I don't know the truth value of this statement so this is just my own attempt. I am attempting to prove this in NBG set theory.
Let $X \in \textit{P(On)}$ By the definition provided in my notes $X \in \textit{On}$ iff $X$ is well ordered by the $\in$-relation and is what my notes call 'full'.
Fullness is the property whenever $y \in X$ $\implies$ $y \subseteq X$
Assume $0\neq X$ since if $0 = X\in \textit{P(On)}$ $\implies X\in \textit{On}$ follows trivially.
So $0\neq X \in \textit{P(On)}$
First to show fullness:
It is taken as a proven theorem that $X$ is full iff $\ \bigcup{X} \subseteq X$
Let $y \in \bigcup{X}$ $\implies y\in z$ for some $z \in X$
Since $X \in \textit{P(On)}$ $\implies$ $X\subseteq \textit{On}$
So $z \in X \subseteq \textit{On} \implies z\in \textit{On}$
It is an established fact in my notes that $\textit{On}$ is full $\implies$
$y \in z \subseteq \textit{On}$ $\implies y\in \textit{On}$
So $y \subseteq z \in X \implies y \in X$ (!!!)

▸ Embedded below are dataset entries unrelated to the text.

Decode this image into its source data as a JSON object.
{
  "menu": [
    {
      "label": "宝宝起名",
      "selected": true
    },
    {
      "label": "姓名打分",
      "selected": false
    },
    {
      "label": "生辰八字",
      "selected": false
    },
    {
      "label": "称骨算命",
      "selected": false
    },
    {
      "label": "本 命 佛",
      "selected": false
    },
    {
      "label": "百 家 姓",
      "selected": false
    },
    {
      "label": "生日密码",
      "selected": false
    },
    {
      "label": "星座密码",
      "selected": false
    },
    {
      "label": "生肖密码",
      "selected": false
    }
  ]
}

I'll stop here since I am uncertain about the validity of the final step.
This would allegedly prove the fullness of $X$. Well ordering would follow easily from this.
You're right to be uncertain: that last step doesn't work. There's no reason that $y\subseteq z\in X$ should imply $y\in X$.
In fact, it is not true that every element of $P(On)$ is full. For instance, $\{\emptyset\}\in On$ so $\{\{\emptyset\}\}\in P(On)$, but $\{\{\emptyset\}\}$ is not full.
(Also, by the way, the standard term for "full" is "transitive".)